How to Mask in Pandas
Pandas is an advanced data analysis tool or a package extension in Python. Many companies and organizations require high-quality data analysis to use this tool on a large scale.
A data analyst must decide whether to use pandas based on the data type. It is highly recommended to use Pandas when we have data in a SQL table, a spreadsheet or heterogenous columns.
The data can be ordered or unordered, and time-series data is also supported. In this tutorial, let us understand how to mask data in pandas.
Masking is essentially a way to filter data based on one or more than one condition. The output of this masking is generally an object that is returned as true
or false
based on the condition.
Use the dates_data
to Create a Dummy Dataframe in Pandas
It can be understood as an advanced If-Else
scheme for a data frame. However, we will first create a dummy data frame using dates_data
, along with a few rows.
import pandas as pd
index = pd.date_range("2013-1-1", periods=100, freq="30Min")
dates_data = pd.DataFrame(data=list(range(100)), columns=["value"], index=index)
dates_data["value2"] = "Alpha"
dates_data["value2"].loc[0:10] = "Beta"
The code block creates a data frame with rows with dates and two columns named value
and value2
. To view the entries in the data, we use the following code:
print(dates_data)
Output:
value value2
2013-01-01 00:00:00 0 Beta
2013-01-01 00:30:00 1 Beta
2013-01-01 01:00:00 2 Beta
2013-01-01 01:30:00 3 Beta
2013-01-01 02:00:00 4 Beta
... ... ...
2013-01-02 23:30:00 95 Alpha
2013-01-03 00:00:00 96 Alpha
2013-01-03 00:30:00 97 Alpha
2013-01-03 01:00:00 98 Alpha
2013-01-03 01:30:00 99 Alpha
As we can see, we have 100 different entries with time set up equally after intervals of 30 minutes each.
Two additional columns named value
and value2
are created where we have some values set as numbers and others as either Alpha
or Beta
.
Use Masking
to Filter Data in Pandas
Masking is an advanced concept in Pandas where the analyst tries to filter data based on a particular condition.
It is possible to filter this data based on one or more than one condition.
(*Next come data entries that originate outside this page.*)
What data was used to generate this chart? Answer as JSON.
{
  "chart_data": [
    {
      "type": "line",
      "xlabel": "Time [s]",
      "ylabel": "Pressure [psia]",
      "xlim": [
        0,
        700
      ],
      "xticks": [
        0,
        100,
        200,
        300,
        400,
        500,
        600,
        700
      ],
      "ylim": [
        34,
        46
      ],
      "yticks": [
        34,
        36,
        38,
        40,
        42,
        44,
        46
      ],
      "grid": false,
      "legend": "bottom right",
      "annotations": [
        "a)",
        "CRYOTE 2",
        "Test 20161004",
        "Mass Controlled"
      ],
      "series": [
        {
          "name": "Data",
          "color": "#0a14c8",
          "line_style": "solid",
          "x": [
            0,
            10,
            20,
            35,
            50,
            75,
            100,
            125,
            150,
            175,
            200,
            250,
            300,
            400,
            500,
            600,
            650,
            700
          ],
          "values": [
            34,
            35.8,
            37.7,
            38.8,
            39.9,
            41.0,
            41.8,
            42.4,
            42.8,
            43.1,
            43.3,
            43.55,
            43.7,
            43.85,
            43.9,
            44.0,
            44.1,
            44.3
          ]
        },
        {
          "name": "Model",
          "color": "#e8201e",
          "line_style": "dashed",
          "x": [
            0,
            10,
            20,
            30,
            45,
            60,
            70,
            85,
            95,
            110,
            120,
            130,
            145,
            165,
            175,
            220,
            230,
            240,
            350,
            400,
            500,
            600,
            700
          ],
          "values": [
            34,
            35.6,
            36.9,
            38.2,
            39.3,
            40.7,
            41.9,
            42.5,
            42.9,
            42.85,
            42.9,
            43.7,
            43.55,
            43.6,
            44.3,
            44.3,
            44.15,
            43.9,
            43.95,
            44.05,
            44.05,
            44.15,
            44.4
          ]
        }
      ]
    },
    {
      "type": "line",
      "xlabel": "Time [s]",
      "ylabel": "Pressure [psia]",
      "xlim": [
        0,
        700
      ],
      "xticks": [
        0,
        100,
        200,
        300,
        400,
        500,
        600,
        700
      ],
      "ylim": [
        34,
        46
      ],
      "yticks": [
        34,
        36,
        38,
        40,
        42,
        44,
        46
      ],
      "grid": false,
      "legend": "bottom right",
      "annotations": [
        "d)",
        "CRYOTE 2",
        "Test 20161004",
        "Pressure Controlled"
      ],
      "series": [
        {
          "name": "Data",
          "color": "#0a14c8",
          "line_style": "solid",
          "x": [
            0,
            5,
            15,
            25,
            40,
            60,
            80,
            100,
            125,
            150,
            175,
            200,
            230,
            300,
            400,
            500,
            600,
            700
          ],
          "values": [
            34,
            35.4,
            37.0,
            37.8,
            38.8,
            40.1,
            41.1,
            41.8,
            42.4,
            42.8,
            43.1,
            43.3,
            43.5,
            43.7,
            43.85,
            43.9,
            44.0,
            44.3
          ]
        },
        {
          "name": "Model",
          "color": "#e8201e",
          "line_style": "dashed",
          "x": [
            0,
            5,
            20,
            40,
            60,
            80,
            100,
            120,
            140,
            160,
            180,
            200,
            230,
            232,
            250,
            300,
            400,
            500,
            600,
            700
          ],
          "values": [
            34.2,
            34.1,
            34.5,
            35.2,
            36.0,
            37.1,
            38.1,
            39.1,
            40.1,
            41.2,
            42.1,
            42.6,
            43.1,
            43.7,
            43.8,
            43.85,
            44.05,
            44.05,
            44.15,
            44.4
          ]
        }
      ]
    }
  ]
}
We will try to explore each one of these cases in detail here.
Let us begin by filtering data such that we only wish to fetch entries from our data frame dates_data
.
mask = dates_data["value2"] == "Beta"
print(dates_data[mask])
Output:
value value2
2013-01-01 00:00:00 0 Beta
2013-01-01 00:30:00 1 Beta
2013-01-01 01:00:00 2 Beta
2013-01-01 01:30:00 3 Beta
2013-01-01 02:00:00 4 Beta
2013-01-01 02:30:00 5 Beta
2013-01-01 03:00:00 6 Beta
2013-01-01 03:30:00 7 Beta
2013-01-01 04:00:00 8 Beta
2013-01-01 04:30:00 9 Beta
We have entries related to only the Beta
values in the value2
column of the dates_data
data frame.
In this way, we can create a mask and then superimpose that mask on our data to filter data. This mask can also be understood as a stencil to filter out certain data.
We will filter data with a certain range of values from the value
column and only the Beta
value from the value2
column in the dates_data
data frame.
mask = (dates_data["value2"] == "Beta") & (dates_data["value"] > 3)
print(dates_data[mask])
Output:
value value2
2013-01-01 02:00:00 4 Beta
2013-01-01 02:30:00 5 Beta
2013-01-01 03:00:00 6 Beta
2013-01-01 03:30:00 7 Beta
2013-01-01 04:00:00 8 Beta
2013-01-01 04:30:00 9 Beta
As we can see in the code block above, we have successfully filtered data such that we have only values greater than 3 in the value
column and the value Beta
only in the value2
column.
Therefore, with the help of the Masking
technique in Pandas, we can efficiently filter data based on our requirement and based on one condition or more than.